Data from Oncolytics’ REOLYSIN Phase III combination trial on head and neck cancers

Published on September 12, 2012 at 8:20 AM · No Comments
Oncolytics Biotech Inc. ("Oncolytics" or the "Company") (TSX:ONC, NASDAQ: ONCY) today provided an update on its Phase III trial of REOLYSIN in combination with carboplatin and paclitaxel for the treatment of head and neck cancers (REO 018).
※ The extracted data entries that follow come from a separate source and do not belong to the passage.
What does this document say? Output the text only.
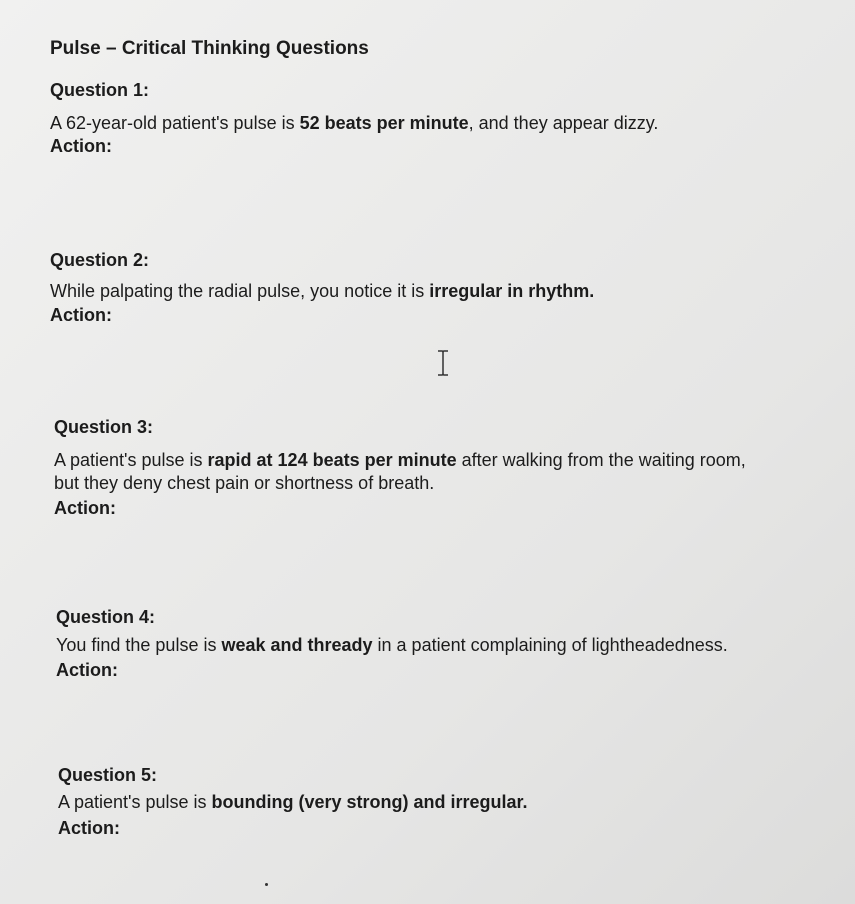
Pulse – Critical Thinking Questions
Question 1:
A 62-year-old patient's pulse is 52 beats per minute, and they appear dizzy.
Action:
Question 2:
While palpating the radial pulse, you notice it is irregular in rhythm.
Action:
Question 3:
A patient's pulse is rapid at 124 beats per minute after walking from the waiting room,
but they deny chest pain or shortness of breath.
Action:
Question 4:
You find the pulse is weak and thready in a patient complaining of lightheadedness.
Action:
Question 5:
A patient's pulse is bounding (very strong) and irregular.
Action:
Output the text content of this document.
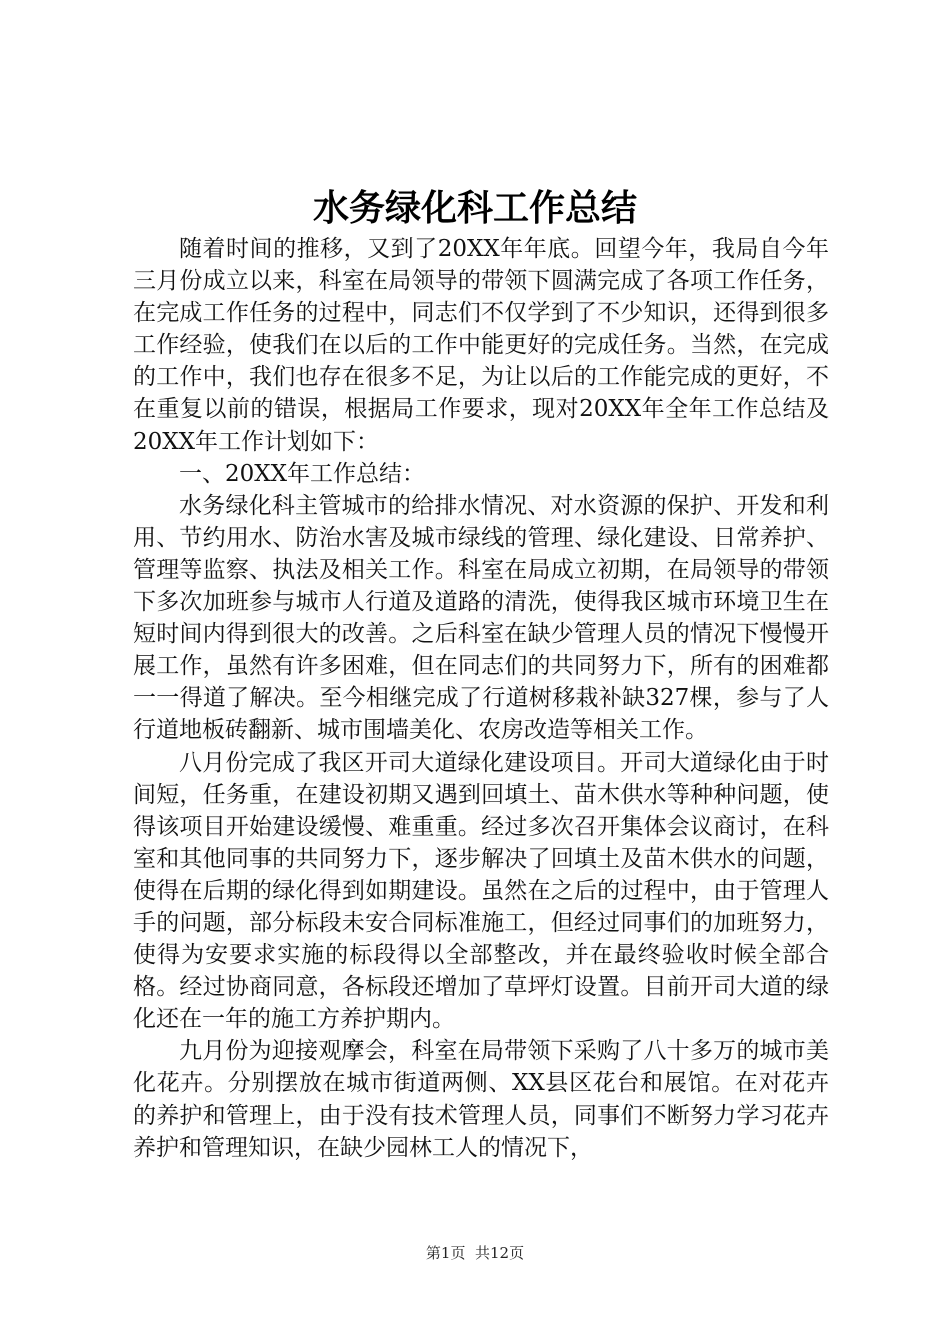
水务绿化科工作总结

随着时间的推移，又到了20XX年年底。回望今年，我局自今年三月份成立以来，科室在局领导的带领下圆满完成了各项工作任务，在完成工作任务的过程中，同志们不仅学到了不少知识，还得到很多工作经验，使我们在以后的工作中能更好的完成任务。当然，在完成的工作中，我们也存在很多不足，为让以后的工作能完成的更好，不在重复以前的错误，根据局工作要求，现对20XX年全年工作总结及20XX年工作计划如下：

一、20XX年工作总结：

水务绿化科主管城市的给排水情况、对水资源的保护、开发和利用、节约用水、防治水害及城市绿线的管理、绿化建设、日常养护、管理等监察、执法及相关工作。科室在局成立初期，在局领导的带领下多次加班参与城市人行道及道路的清洗，使得我区城市环境卫生在短时间内得到很大的改善。之后科室在缺少管理人员的情况下慢慢开展工作，虽然有许多困难，但在同志们的共同努力下，所有的困难都一一得道了解决。至今相继完成了行道树移栽补缺327棵，参与了人行道地板砖翻新、城市围墙美化、农房改造等相关工作。

八月份完成了我区开司大道绿化建设项目。开司大道绿化由于时间短，任务重，在建设初期又遇到回填土、苗木供水等种种问题，使得该项目开始建设缓慢、难重重。经过多次召开集体会议商讨，在科室和其他同事的共同努力下，逐步解决了回填土及苗木供水的问题，使得在后期的绿化得到如期建设。虽然在之后的过程中，由于管理人手的问题，部分标段未安合同标准施工，但经过同事们的加班努力，使得为安要求实施的标段得以全部整改，并在最终验收时候全部合格。经过协商同意，各标段还增加了草坪灯设置。目前开司大道的绿化还在一年的施工方养护期内。

九月份为迎接观摩会，科室在局带领下采购了八十多万的城市美化花卉。分别摆放在城市街道两侧、XX县区花台和展馆。在对花卉的养护和管理上，由于没有技术管理人员，同事们不断努力学习花卉养护和管理知识，在缺少园林工人的情况下，

第1页 共12页
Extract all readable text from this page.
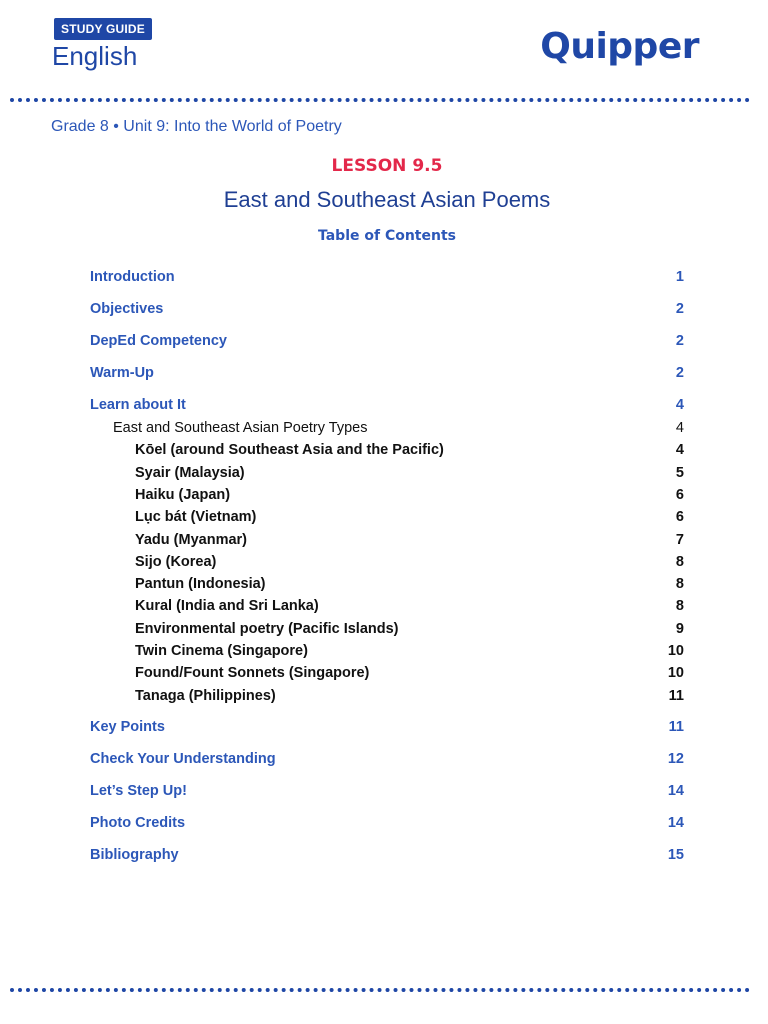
STUDY GUIDE
English	Quipper
Grade 8 • Unit 9: Into the World of Poetry
LESSON 9.5
East and Southeast Asian Poems
Table of Contents
Introduction	1
Objectives	2
DepEd Competency	2
Warm-Up	2
Learn about It	4
East and Southeast Asian Poetry Types	4
Kōel (around Southeast Asia and the Pacific)	4
Syair (Malaysia)	5
Haiku (Japan)	6
Lục bát (Vietnam)	6
Yadu (Myanmar)	7
Sijo (Korea)	8
Pantun (Indonesia)	8
Kural (India and Sri Lanka)	8
Environmental poetry (Pacific Islands)	9
Twin Cinema (Singapore)	10
Found/Fount Sonnets (Singapore)	10
Tanaga (Philippines)	11
Key Points	11
Check Your Understanding	12
Let’s Step Up!	14
Photo Credits	14
Bibliography	15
The Company has conducted an internal analysis of the blinded combined clinical data for all 80 patients enrolled in the first stage of the study. The study remains blinded at this time. At the time of the analysis, 23 patients of the 80 had not yet progressed but were included for the purposes of analysis. The median evolving progression free survival (PFS) of the 80 patients, which comprises the combined control and test groups, was greater than expected, as was the best response rate. On further examination, it was observed that patients for whom only metastatic disease was being measured by clinicians, were responding differently to treatment than patients who had local regional head and neck disease. Patients in whom only metastatic disease was measured had a median evolving PFS of 120 days, which was statistically significantly greater than those patients with a noted local regional head and neck tumor. There was a statistically significant difference in PFS between these two groups (n=80, p=0.008, hazard ratio=0.536). Oncolytics therefore believes that, based on differential PFS, it has identified two distinct patient groups are being enrolled in this clinical study, patients with local recurrent disease, with or without metastases, and those with distal metastases. Each of these two groups contains patients from both the control and test arms of the study. Oncolytics believes that these two groups of patients must therefore be considered to be different for the purpose of both analysis and investigation.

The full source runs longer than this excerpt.